Betriebsjubiläum in Roßlau Betriebsjubiläum in Roßlau: Wo der Chef noch selbst fährt

Rosslau - Im Firmensitz in der Bernsdorfer Straße von Roßlau wehen seit kurzem zwei Fahnen. Die eine ist die der Schifferstadt, in der Andreas Thauer (O-Ton: „Ich bin mit Leib und Seele Roßlauer“) aufgewachsen ist. Die andere erinnert an die eigene Geschichte. Andreas Thauer war Berufskraftfahrer. Schon vor der Wende wollte er sich mit einem Lkw selbstständig machen. Das habe den damals Regierenden nicht gefallen. Erst müsse er einen Lkw vorweisen, erinnert er sich. Und als der Laster dann in Sicht war, offenbarte man ihm, dass das Dieselkontingent für den Kreis Roßlau längst ausgeschöpft war.
Als die politische Wende kam, war Thauer 30 Jahre alt. In der neu hinzugewonnenen Freiheit hat er dann Gas gegeben. Zum Geburtstag am 17. Juli 1990 war er samt Laster auf den Weg nach Westberlin, um für einen hiesigen Tischlereibetrieb eine neue Hobelmaschine abzuholen. Es war seine erste Fahrt als Unternehmer.
Die Firma Thauer-Transporte ist im Juli 2015 25 Jahre auf dem Markt. Zur doppelten Geburtstagsfeier - Thauers Geburtstag fällt mit der ersten eigenen Tour auf einen Tag - gab es selbst von Ministerpräsident Reiner Haseloff Glückwünsche. „Das ist ein cooler Typ“, schwärmt Thauer im Nachhinein noch über den CDU-Landespolitiker, zu dessen Wahlkreis Roßlau gehört. Thauer stinkt als Kraftfahrer, dass die Politik über die Verlängerung der B6n über die A9 hinaus nachdenke, statt in die Ortsumfahrten zwischen Roßlau und Wittenberg zu investieren. Thauer stinkt aber auch schon lange, dass die Politik in große Industrieunternehmen investiert, Mittelständler wie ihn jedoch nicht unterstützt werden. Was die Folgen dieser Politik sind, zeigt er anhand von Q-Cells auf. „Das Fördergeld ist futsch. Wir dagegen schaffen Arbeitsplätze und bekommen nichts.“ Das alles, so sagt er, musste er mal los werden.

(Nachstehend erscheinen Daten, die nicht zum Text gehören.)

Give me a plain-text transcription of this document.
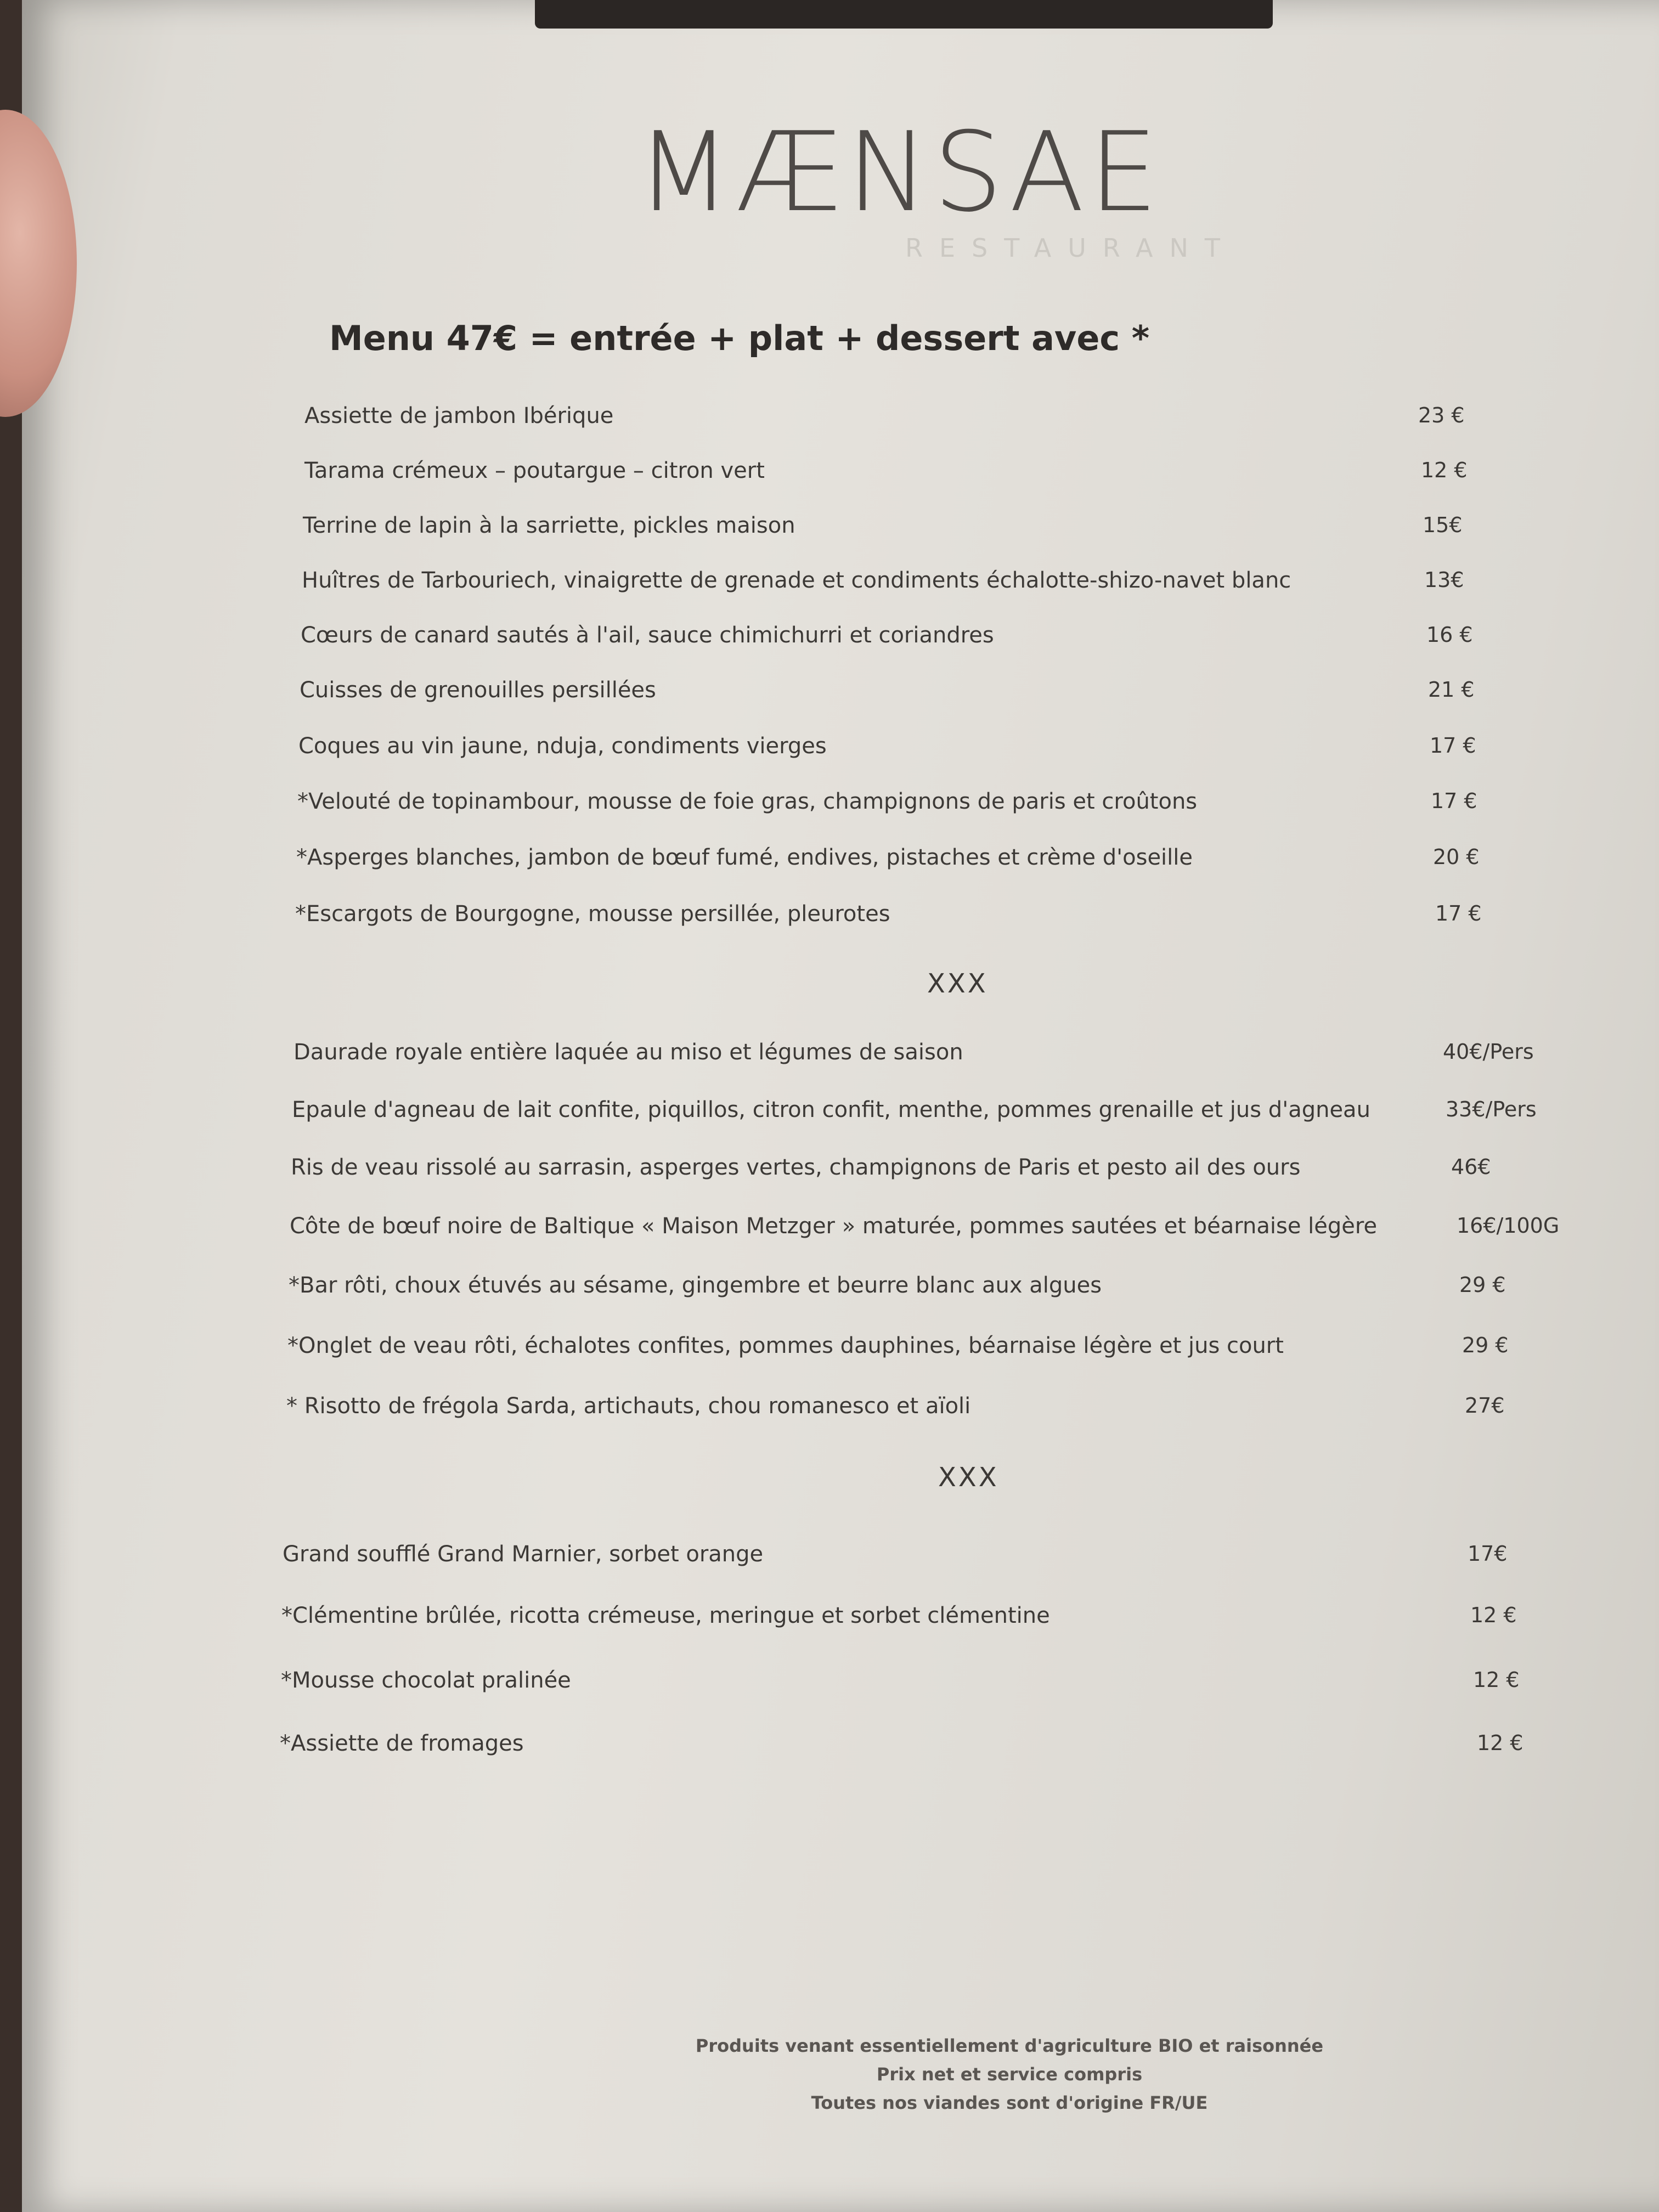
MÆNSAE
RESTAURANT
Menu 47€ = entrée + plat + dessert avec *
Assiette de jambon Ibérique	23 €
Tarama crémeux – poutargue – citron vert	12 €
Terrine de lapin à la sarriette, pickles maison	15€
Huîtres de Tarbouriech, vinaigrette de grenade et condiments échalotte-shizo-navet blanc	13€
Cœurs de canard sautés à l'ail, sauce chimichurri et coriandres	16 €
Cuisses de grenouilles persillées	21 €
Coques au vin jaune, nduja, condiments vierges	17 €
*Velouté de topinambour, mousse de foie gras, champignons de paris et croûtons	17 €
*Asperges blanches, jambon de bœuf fumé, endives, pistaches et crème d'oseille	20 €
*Escargots de Bourgogne, mousse persillée, pleurotes	17 €
XXX
Daurade royale entière laquée au miso et légumes de saison	40€/Pers
Epaule d'agneau de lait confite, piquillos, citron confit, menthe, pommes grenaille et jus d'agneau	33€/Pers
Ris de veau rissolé au sarrasin, asperges vertes, champignons de Paris et pesto ail des ours	46€
Côte de bœuf noire de Baltique « Maison Metzger » maturée, pommes sautées et béarnaise légère	16€/100G
*Bar rôti, choux étuvés au sésame, gingembre et beurre blanc aux algues	29 €
*Onglet de veau rôti, échalotes confites, pommes dauphines, béarnaise légère et jus court	29 €
* Risotto de frégola Sarda, artichauts, chou romanesco et aïoli	27€
XXX
Grand soufflé Grand Marnier, sorbet orange	17€
*Clémentine brûlée, ricotta crémeuse, meringue et sorbet clémentine	12 €
*Mousse chocolat pralinée	12 €
*Assiette de fromages	12 €
Produits venant essentiellement d'agriculture BIO et raisonnée
Prix net et service compris
Toutes nos viandes sont d'origine FR/UE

Im Umkreis von einigen Hundert Kilometern sind Thauers Fahrzeuge Tag für Tag unterwegs. Sein Hautauftraggeber ist die Coswiger Wellpappe, die er letztlich an die jeweiligen Bestimmungsorte transportiert. Früher wurden auch Häuslebauer von der Roßlauer Firma bedient - Kies, Sand und Schüttgüter sind dann geladen worden. Das sei heute nur noch selten der Fall.
Insgesamt stehen heute zwölf Fahrzeuge zur Verfügung. Jumbo-Züge, Sattelzüge und Kleintransporter rollen für die Wellpappe und weitere Unternehmen. Doch auch mehrere Oldtimer (zum Angucken) gehören zur „Armada“. Einer davon, ein Garant, ist zugelassen und fährt beim jährlichen Schifferfest mit.
Thauer fährt als Chef selbst noch Touren
Andreas Thauer ist ein außergewöhnlicher Unternehmer. Denn der Chef selbst sitzt kaum im Büro und bekennt frei heraus, er sei kein Büromensch. Smartphone und Internet machen möglich, dass er noch immer täglich auf dem Bock sitzt und Touren erledigt und von dort aus Absprachen trifft. Um die Stunde Bürozeit nach getaner Arbeit kommt er aber dennoch nicht herum.
Die 25 Jahre Selbstständigkeit, so bilanziert der 55-Jährige heute, waren nicht das reinste Zuckerschlecken. So bekam das Transportunternehmen die Wirtschaftskrise deutlich zu spüren. Es war die Zeit, da keine Bank mit Krediten aushalf und die Aufträge knapp waren. Um zu überleben, musste Thauer vorübergehend Fahrzeuge still legen und sich von Mitarbeitern trennen. „Dass war eine schmerzliche Entscheidung“, bilanziert er und weiß, es war nicht das erste Mal, dass er in seinem Leben durch ein tiefes Tal gehen musste.
1990 hatte er für sich und seine Frau begonnen, die Existenz aufzubauen. Vier Jahre später musste er plötzlich für sich und seine zwei kleinen Kinder einstehen. „Den Tod meiner Frau werde ich nie vergessen.“
Zwölf Mitarbeiter zählt inzwischen wieder das Unternehmen. Die Lebenspartnerin hilft bei Büroarbeiten. „Ich hab jetzt die beste Crew, die ich je hatte“, sagt Thauer für die berufliche Familie, „die mitdenkt und vieles selbstständig regelt“.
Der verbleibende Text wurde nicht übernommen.